L’article 5 propose l’intégration dans la part nette taxable prise en considération de l’ensemble des successions perçues dans le passé par l’ayant droit. Il permet ainsi de traiter équitablement, d’un point de vue fiscal, des personnes percevant un seul héritage ou plusieurs héritages au cours de sa vie.
Article 5
Au début du b du 2 du C du VI de la section II du chapitre Ier du titre IV de la première partie du livre Ier du code général des impôts, il est ajouté un article 787 D ainsi rédigé :
« Art. 787 D. – Pour la perception des droits de mutation par décès dus sur la part nette de tout héritier, donataire ou légataire au titre de l’article 777, est ajoutée à la valeur des biens compris dans la déclaration de succession celle des biens déjà reçus dans le cadre de successions antérieures et, lorsqu’il y lieu à application d’un tarif progressif, en considérant ceux de ces biens dont la transmission n’a pas encore été assujettie au droit de mutation à titre gratuit comme inclus dans les tranches les plus élevées de l’actif imposable. »
L’article 6 propose ainsi de rétablir l’abattement à son niveau antérieur de 150 000 €
Article 6
Au premier alinéa du I de l’article 779 du code général des impôts, le montant : « 100 000 » est remplacé par le montant : « 150 000 » .
III. Simplifier l’assiette des droits de succession pour en accroître la lisibilité et l’équité
L’article 7 propose l’intégration des assurances vie dans l’assiette des droits de succession qui permettra de simplifier le dispositif et d’en accroître la progressivité, sans que cela ne se traduise par une hausse de fiscalité pour la classe moyenne mais seulement pour les foyers fiscaux utilisant le dispositif dans un but très clair d’optimisation fiscale, et ceci sur des montants très conséquents.
Article 7
I. – L’article 757 B du code général des impôts est ainsi modifié :
1° Le I est ainsi modifié :
a) À la fin du premier alinéa, les mots : « à concurrence de la fraction des primes versées après l’âge de soixante-dix ans » sont supprimés ;
b) Le second alinéa est abrogé ;
2° Le II est supprimé.
II. – Au début du premier alinéa du I de l’article 990 I du code général des impôts, les mots : « Lorsqu’elles n’entrent pas dans le champ d’application de l’article 757 B, » sont supprimés.

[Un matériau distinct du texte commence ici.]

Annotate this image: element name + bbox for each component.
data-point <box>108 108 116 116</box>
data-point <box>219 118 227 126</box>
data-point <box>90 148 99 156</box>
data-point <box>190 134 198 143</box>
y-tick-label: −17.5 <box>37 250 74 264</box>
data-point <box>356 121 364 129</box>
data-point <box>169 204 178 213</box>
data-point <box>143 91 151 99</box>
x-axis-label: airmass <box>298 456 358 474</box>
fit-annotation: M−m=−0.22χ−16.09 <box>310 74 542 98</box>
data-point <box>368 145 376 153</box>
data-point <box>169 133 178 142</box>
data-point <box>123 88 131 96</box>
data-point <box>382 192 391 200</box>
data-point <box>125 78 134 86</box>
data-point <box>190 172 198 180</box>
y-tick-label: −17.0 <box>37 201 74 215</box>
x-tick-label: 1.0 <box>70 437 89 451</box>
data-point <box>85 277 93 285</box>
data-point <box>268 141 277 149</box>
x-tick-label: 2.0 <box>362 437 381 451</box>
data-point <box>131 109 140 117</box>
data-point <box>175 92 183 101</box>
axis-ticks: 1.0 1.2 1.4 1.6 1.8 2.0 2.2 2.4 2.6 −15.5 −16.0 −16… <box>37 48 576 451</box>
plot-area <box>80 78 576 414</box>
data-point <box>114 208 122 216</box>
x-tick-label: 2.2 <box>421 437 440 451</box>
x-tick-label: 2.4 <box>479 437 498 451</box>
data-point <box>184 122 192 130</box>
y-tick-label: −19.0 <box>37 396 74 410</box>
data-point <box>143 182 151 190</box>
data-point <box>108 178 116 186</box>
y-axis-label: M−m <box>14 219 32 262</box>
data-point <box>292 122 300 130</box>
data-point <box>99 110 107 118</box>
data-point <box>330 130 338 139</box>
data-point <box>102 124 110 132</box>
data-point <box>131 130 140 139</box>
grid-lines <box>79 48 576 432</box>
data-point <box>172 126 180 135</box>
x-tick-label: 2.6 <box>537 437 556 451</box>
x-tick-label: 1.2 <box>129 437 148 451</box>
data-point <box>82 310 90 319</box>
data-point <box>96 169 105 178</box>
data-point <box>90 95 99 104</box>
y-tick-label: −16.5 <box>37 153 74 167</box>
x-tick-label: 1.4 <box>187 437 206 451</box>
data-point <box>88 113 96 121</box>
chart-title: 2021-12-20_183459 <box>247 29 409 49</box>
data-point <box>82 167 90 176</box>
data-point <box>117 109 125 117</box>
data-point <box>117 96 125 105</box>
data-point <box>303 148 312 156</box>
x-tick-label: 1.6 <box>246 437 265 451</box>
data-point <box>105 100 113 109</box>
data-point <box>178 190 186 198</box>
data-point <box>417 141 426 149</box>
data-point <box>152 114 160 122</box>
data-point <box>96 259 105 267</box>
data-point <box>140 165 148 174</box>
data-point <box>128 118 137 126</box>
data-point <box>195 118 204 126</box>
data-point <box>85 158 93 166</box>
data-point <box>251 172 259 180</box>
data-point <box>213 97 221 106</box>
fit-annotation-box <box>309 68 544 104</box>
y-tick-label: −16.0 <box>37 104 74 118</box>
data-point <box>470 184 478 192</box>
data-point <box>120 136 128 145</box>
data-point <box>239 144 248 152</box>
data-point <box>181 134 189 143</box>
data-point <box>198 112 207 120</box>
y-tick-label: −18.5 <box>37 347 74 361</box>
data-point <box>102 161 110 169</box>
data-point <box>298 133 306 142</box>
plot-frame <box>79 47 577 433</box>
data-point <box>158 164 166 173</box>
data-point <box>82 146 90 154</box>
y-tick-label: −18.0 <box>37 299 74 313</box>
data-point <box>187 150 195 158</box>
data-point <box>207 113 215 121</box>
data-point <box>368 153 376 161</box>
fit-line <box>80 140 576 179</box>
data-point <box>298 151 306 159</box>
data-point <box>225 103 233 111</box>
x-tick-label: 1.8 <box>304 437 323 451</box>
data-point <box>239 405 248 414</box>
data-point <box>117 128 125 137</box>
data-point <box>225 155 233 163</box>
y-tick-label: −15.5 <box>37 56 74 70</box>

L’article 8 propose de ramener l’exonération existante de 75 % à 25 %. Afin d’éviter une application trop brutale, l’article prévoit l’organisation d’une période transitoire de 10 ans permettant de lisser les effets de seuil générés par une telle mesure.
Article 8 :
Au premier alinéa de l’article 787 B du code général des impôts, les mots : « 75 % de leur valeur » sont remplacés par les mots : « 65 % de leur valeur à compter du 1er janvier 2023, 50 % de leur valeur à compter du 1er janvier 2025, 35 % de leur valeur à compter du 1er janvier 2028 et de 25 % de leur valeur à compter du 1er janvier 2030 ».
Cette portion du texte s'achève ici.